Understanding QSLS Architecture Tool: Inputs and Outputs
- Ronald Townsen
- Mar 29
- 3 min read

When dealing with stakeholders, QSLS provides Clear Measurements to describe your system solution

The Quantifying System Levels of Support (QSLS) methodology has emerged as a powerful approach to system engineering, bringing quantitative rigor to architectural evaluation. The QSLS Architecture software tool implements this methodology, enabling architects and engineers to measure how well a system architecture supports quality attributes and business drivers. Let's explore what goes into this tool and what valuable outputs you can expect.
Essential Inputs for the QSLS Architecture Tool
1. Architectural Mechanism Selection
The foundation of QSLS analysis begins with identifying which architectural mechanisms are present in your system. The tool requires:
A list of selected architectural mechanisms from the QSLS Book of Knowledge
Weight values (0-1) for each mechanism indicating its importance to your architecture
Selection of the architectural viewpoint to be analyzed (functional, operational, security, etc.)
This input establishes the baseline understanding of what your architecture consists of and how those elements relate to the viewpoint under analysis.
2. Standards Information (Optional)
If your system adheres to specific industry or organizational standards, the QSLS tool can incorporate this information:
Selected standards from the QSLS standards database
Weight values (0-1) indicating its importance to your architecture
Each standard will identify a set of mechanisms and weight values for the mechanism (related to importance of the mechanism to the standard). The user can modify the weight value as needed (especially if the mechanism has other uses in the system). Standards integration helps ensure your architecture meets necessary compliance requirements while supporting quality attributes.
3. System-of-Systems Definition (If Applicable)

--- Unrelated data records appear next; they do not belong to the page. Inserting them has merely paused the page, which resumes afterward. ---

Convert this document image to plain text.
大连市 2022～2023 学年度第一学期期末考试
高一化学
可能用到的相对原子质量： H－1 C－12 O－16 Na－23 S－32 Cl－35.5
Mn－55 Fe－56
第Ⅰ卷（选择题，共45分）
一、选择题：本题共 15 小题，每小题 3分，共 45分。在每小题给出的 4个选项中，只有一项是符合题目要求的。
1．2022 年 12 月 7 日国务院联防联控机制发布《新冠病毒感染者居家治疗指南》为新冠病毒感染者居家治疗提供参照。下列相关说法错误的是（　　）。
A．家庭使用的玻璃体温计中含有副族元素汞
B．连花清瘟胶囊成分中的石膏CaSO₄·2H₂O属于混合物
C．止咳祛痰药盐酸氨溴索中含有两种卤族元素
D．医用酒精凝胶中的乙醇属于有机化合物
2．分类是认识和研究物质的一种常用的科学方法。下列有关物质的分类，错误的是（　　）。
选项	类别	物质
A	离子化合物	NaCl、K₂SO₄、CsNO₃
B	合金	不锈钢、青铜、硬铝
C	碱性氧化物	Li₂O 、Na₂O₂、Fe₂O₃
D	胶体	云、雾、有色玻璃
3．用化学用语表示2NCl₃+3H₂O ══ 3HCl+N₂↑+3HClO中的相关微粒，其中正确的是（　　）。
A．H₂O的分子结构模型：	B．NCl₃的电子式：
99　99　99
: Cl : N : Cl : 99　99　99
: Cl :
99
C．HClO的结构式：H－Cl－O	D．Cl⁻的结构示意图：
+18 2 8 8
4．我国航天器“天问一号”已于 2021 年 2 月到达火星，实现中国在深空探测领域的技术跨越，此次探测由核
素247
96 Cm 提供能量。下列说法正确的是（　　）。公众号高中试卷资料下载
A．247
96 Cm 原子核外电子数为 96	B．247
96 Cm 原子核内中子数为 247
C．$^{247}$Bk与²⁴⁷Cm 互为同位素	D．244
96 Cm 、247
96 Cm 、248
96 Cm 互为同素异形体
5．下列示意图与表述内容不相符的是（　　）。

For complex systems comprised of multiple subsystems, the tool requires:
Identification of constituent systems
Weight values for each system's importance within the overall system-of-systems
This information enables the tool to evaluate how individual system contribute to the overall system-of-systems quality and business drivers.
4. Quality Attribute Priorities for generation of Business Driver weights
To align the analysis with stakeholder priorities, the tool needs:
Rankings of quality attributes (1-N) based on stakeholder preferences. These will be converted to a set of weights for the quality attributes being applied to the Business Driver computations.
These priorities will influence how the tool evaluates the overall effectiveness of the architecture in meeting business needs.
Valuable Outputs from the QSLS Architecture Tool
QSLS provides the raw data (0-1) for the engineer to use as needed for further analysis. In addition, a value related to a level of basic positive correlation is computed and converted to a percentage (%) to help understand where support exists vs. areas of concern can be identified.
1. Characteristic Support Analysis
The next level of outputs includes:
Support values (0-1) for each system characteristic
Visualization of characteristic support levels
Identification of gaps in characteristic coverage
These metrics enable architects to understand how well their architecture supports key system characteristics.
2. Quality Attribute Support Metrics
Perhaps the most valuable outputs are:
Quantitative support values (0-1) for each quality attribute
Visual comparison of quality attribute support against stakeholder priorities
Gap analysis highlighting quality attributes that need additional architectural mechanisms
These metrics help ensure the architecture will deliver the qualities stakeholders care about most.
3. Business Driver Alignment
The highest level of analysis provides:
Support values (0-1) for each business driver
Weighted business driver support based on quality attribute priorities
Visualization of how architectural decisions impact business outcomes
This output directly connects technical architecture decisions to business value, helping communicate architectural choices to non-technical stakeholders.
4. Comparative Analysis
When evaluating multiple architectural alternatives, the tool provides:
Graphical Side-by-side comparison of different architectural approaches using the average computed output for each of the architectural alternatives
Characteristics are compared graphically
Quality Attributes are compared graphically
Business Drivers are compared graphically
This capability supports data-driven selection between competing architectural options.
Conclusion
The QSLS Architecture tool transforms traditional qualitative architectural evaluation into a rigorous, quantitative process. By inputting information about your architectural mechanisms, standards, system components, and quality priorities, you receive valuable metrics that demonstrate how well your architecture will support both technical quality attributes and business objectives.
This approach bridges the gap between technical architecture and business value, enabling better communication between technical teams and stakeholders. The tool's outputs provide concrete evidence for architectural decisions and help identify potential issues early in the development lifecycle, when changes are less costly to implement.
For system architects and engineers seeking to improve their architectural practice, the QSLS Architecture tool offers a powerful means to move beyond intuition to data-driven architectural decision-making.